Still, Attell says, he’s a stand-up comic foremost, and the intimate comedy club — not a 1,600-seat theater — is his home. This weekend, he returns to the Tempe Improv for a four-night, six-show stint with new material. Recently, Get Out phoned the comic at his Manhattan home to talk about his career, the “Insomniac” hangover and why he won’t be the next Seinfeld:
Get Out: The tour with Lewis Black was just gangbusters for you. Did that change your attitude toward working theaters?
Attell: I learned important lessons by doing that — I learned I need another guy to sell out a theater. It’s just a different ballgame. In a club, you have other stuff to work with, people are drinking ... But in a theater, people are paying top dollar and they want to see a quality show. It’s hard when you’re a hack.
GO: Tell me about deciding to limit “Insomniac.”
Attell: It was hard. The word was out on the street by the fourth season. It became this big, kind of, what it wasn’t supposed to be. It was supposed to be me wandering around with my (film) crew, but it became this drunk “American Idol” audition. I wanted to get away from that for a while. I just got back from Germany. When you go overseas, nobody knows who I am, so that’s good. And Germany, let’s face it, it’s a serious place. In Germany, you really drink to forget, because there isn’t anything good to remember. The next one is Tokyo, and don’t give me any (expletive) for it, but they’ve called it “Lushed in Translation” or something like that. That’s their hook.
GO: You’ve talked about how you can’t go into a bar now without frat boys buying you drinks.
Attell: Yeah, it’s a lot of shot-buying and a lot of, “Hey, dude, you have my job.” I’m not really that person, I never wanted to be recognized. I’m all about getting drunk and looking for whores, but it’s not everything I wanted to do. But it’s a good problem to have. I think it’ll eventually wear off. Because, after all, I’m a one-note wonder.

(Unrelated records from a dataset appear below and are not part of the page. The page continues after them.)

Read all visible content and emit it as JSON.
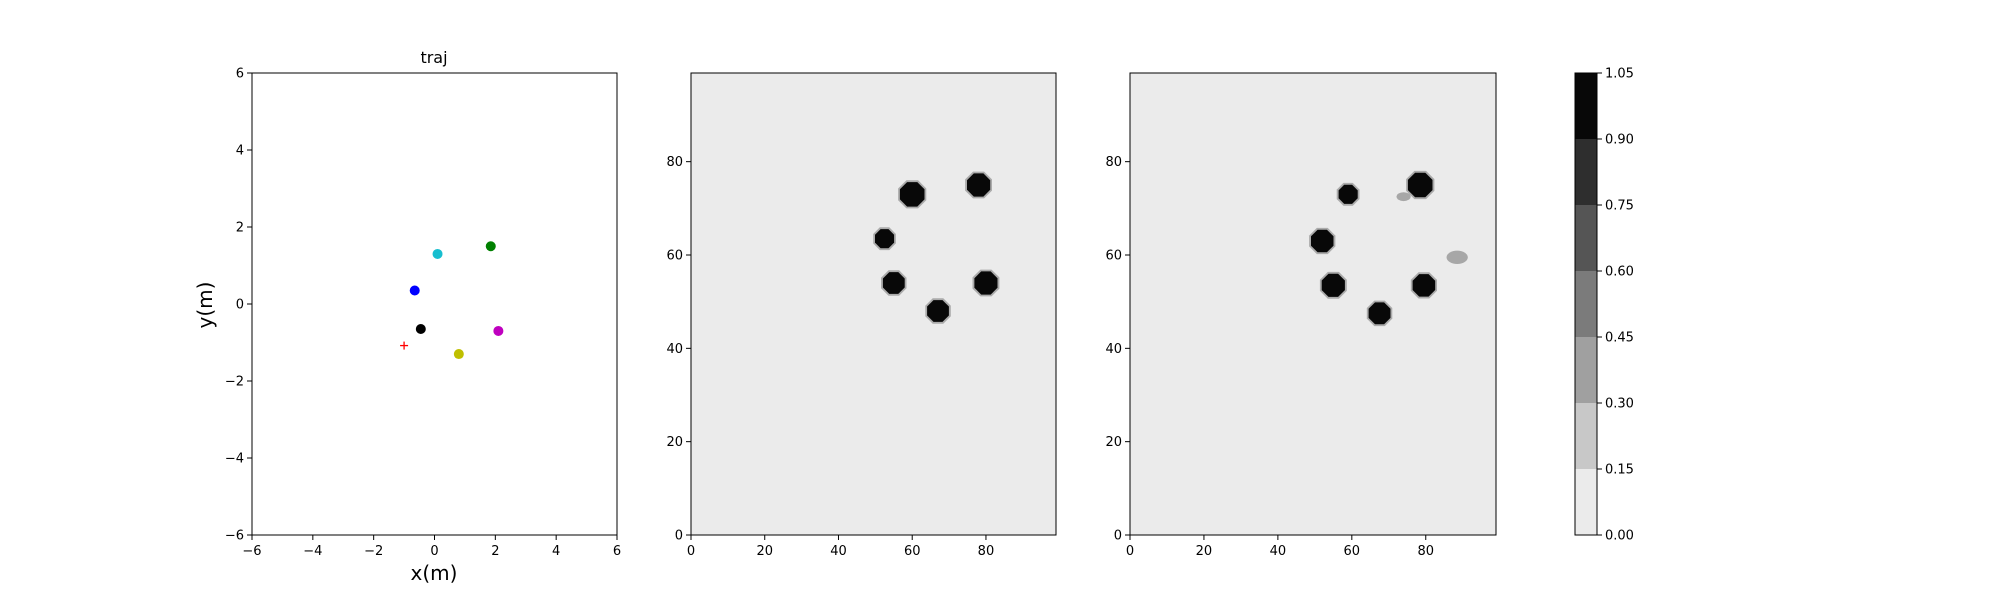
{
  "chart_data": [
    {
      "type": "scatter",
      "title": "traj",
      "xlabel": "x(m)",
      "ylabel": "y(m)",
      "xlim": [
        -6,
        6
      ],
      "ylim": [
        -6,
        6
      ],
      "xticks": [
        "−6",
        "−4",
        "−2",
        "0",
        "2",
        "4",
        "6"
      ],
      "yticks": [
        "−6",
        "−4",
        "−2",
        "0",
        "2",
        "4",
        "6"
      ],
      "grid": false,
      "points": [
        {
          "x": 0.1,
          "y": 1.3,
          "color": "#17becf",
          "marker": "circle"
        },
        {
          "x": 1.85,
          "y": 1.5,
          "color": "#008000",
          "marker": "circle"
        },
        {
          "x": -0.65,
          "y": 0.35,
          "color": "#0000ff",
          "marker": "circle"
        },
        {
          "x": -0.45,
          "y": -0.65,
          "color": "#000000",
          "marker": "circle"
        },
        {
          "x": 2.1,
          "y": -0.7,
          "color": "#bf00bf",
          "marker": "circle"
        },
        {
          "x": 0.8,
          "y": -1.3,
          "color": "#bfbf00",
          "marker": "circle"
        },
        {
          "x": -1.0,
          "y": -1.08,
          "color": "#ff0000",
          "marker": "plus"
        }
      ]
    },
    {
      "type": "heatmap",
      "xlim": [
        0,
        99
      ],
      "ylim": [
        0,
        99
      ],
      "xticks": [
        "0",
        "20",
        "40",
        "60",
        "80"
      ],
      "yticks": [
        "0",
        "20",
        "40",
        "60",
        "80"
      ],
      "background_value": 0.05,
      "blobs": [
        {
          "x": 60,
          "y": 73,
          "r": 3.6,
          "value": 1.0
        },
        {
          "x": 78,
          "y": 75,
          "r": 3.4,
          "value": 1.0
        },
        {
          "x": 52.5,
          "y": 63.5,
          "r": 2.8,
          "value": 1.0
        },
        {
          "x": 55,
          "y": 54,
          "r": 3.2,
          "value": 1.0
        },
        {
          "x": 80,
          "y": 54,
          "r": 3.4,
          "value": 1.0
        },
        {
          "x": 67,
          "y": 48,
          "r": 3.2,
          "value": 1.0
        }
      ]
    },
    {
      "type": "heatmap",
      "xlim": [
        0,
        99
      ],
      "ylim": [
        0,
        99
      ],
      "xticks": [
        "0",
        "20",
        "40",
        "60",
        "80"
      ],
      "yticks": [
        "0",
        "20",
        "40",
        "60",
        "80"
      ],
      "background_value": 0.05,
      "blobs": [
        {
          "x": 59,
          "y": 73,
          "r": 2.8,
          "value": 1.0
        },
        {
          "x": 78.5,
          "y": 75,
          "r": 3.6,
          "value": 1.0
        },
        {
          "x": 52,
          "y": 63,
          "r": 3.3,
          "value": 1.0
        },
        {
          "x": 55,
          "y": 53.5,
          "r": 3.4,
          "value": 1.0
        },
        {
          "x": 79.5,
          "y": 53.5,
          "r": 3.3,
          "value": 1.0
        },
        {
          "x": 67.5,
          "y": 47.5,
          "r": 3.2,
          "value": 1.0
        },
        {
          "x": 74,
          "y": 72.5,
          "r": 1.6,
          "value": 0.3
        },
        {
          "x": 88.5,
          "y": 59.5,
          "r": 2.4,
          "value": 0.3
        }
      ]
    },
    {
      "type": "colorbar",
      "levels": [
        0.0,
        0.15,
        0.3,
        0.45,
        0.6,
        0.75,
        0.9,
        1.05
      ],
      "tick_labels": [
        "0.00",
        "0.15",
        "0.30",
        "0.45",
        "0.60",
        "0.75",
        "0.90",
        "1.05"
      ],
      "colors": [
        "#ebebeb",
        "#c8c8c8",
        "#a0a0a0",
        "#7b7b7b",
        "#555555",
        "#2e2e2e",
        "#080808"
      ]
    }
  ]
}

GO: You’re off the tour, and now doing some club dates.
Attell: I’m doing a tour called Paying Off My House. I love doing the clubs. I’d like to do some other theater stuff, but I don’t think just because I did it with Lewis I have to do it every time. The clubs are where I live and where I come up with new material.

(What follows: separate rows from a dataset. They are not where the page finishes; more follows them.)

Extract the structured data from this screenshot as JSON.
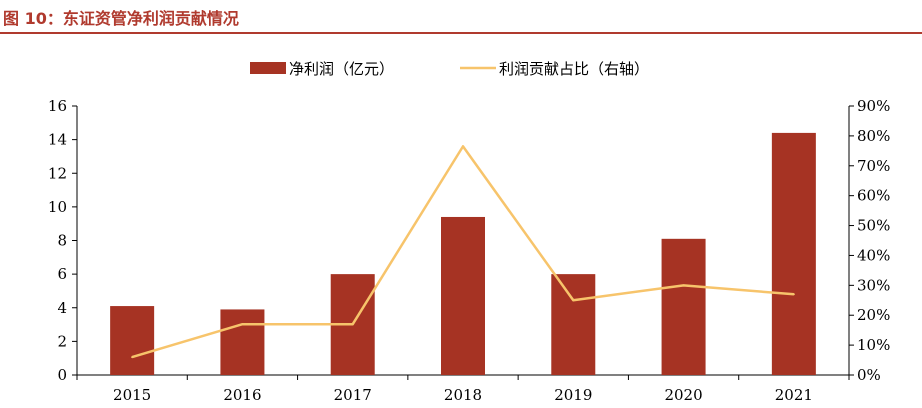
{
  "title": "图 10：东证资管净利润贡献情况",
  "chart_data": {
    "type": "bar",
    "categories": [
      "2015",
      "2016",
      "2017",
      "2018",
      "2019",
      "2020",
      "2021"
    ],
    "series": [
      {
        "name": "净利润（亿元）",
        "type": "bar",
        "axis": "left",
        "values": [
          4.1,
          3.9,
          6.0,
          9.4,
          6.0,
          8.1,
          14.4
        ],
        "color": "#a63323"
      },
      {
        "name": "利润贡献占比（右轴）",
        "type": "line",
        "axis": "right",
        "values": [
          0.06,
          0.17,
          0.17,
          0.765,
          0.25,
          0.3,
          0.27
        ],
        "color": "#f7c46b"
      }
    ],
    "ylim_left": [
      0,
      16
    ],
    "yticks_left": [
      "0",
      "2",
      "4",
      "6",
      "8",
      "10",
      "12",
      "14",
      "16"
    ],
    "ylim_right": [
      0,
      0.9
    ],
    "yticks_right": [
      "0%",
      "10%",
      "20%",
      "30%",
      "40%",
      "50%",
      "60%",
      "70%",
      "80%",
      "90%"
    ],
    "legend_position": "top",
    "grid": false
  }
}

GO: After all this success, what have your agents and managers been telling you to do? Any sitcoms? I can’t imagine you the hapless but lovable father. Maybe the creepy uncle ...
Attell: Yeah. Every agent and manager, they want you to be the next Seinfeld, ’cause that’s where the money is. But my agents and managers all know I’m not talented. If I could act ... Maybe if I could take some acting lessons. Again.
GO: Because you’ve become this late-night icon for so many folks, is there a lesson you’d like them to learn from you, Dave?
Attell: A late-night icon? Well, the advice is, when you see me, use me as a role model of what not to do. I’m a man in my late 30s who still wears Wrangler jeans, breaking many fashion rules.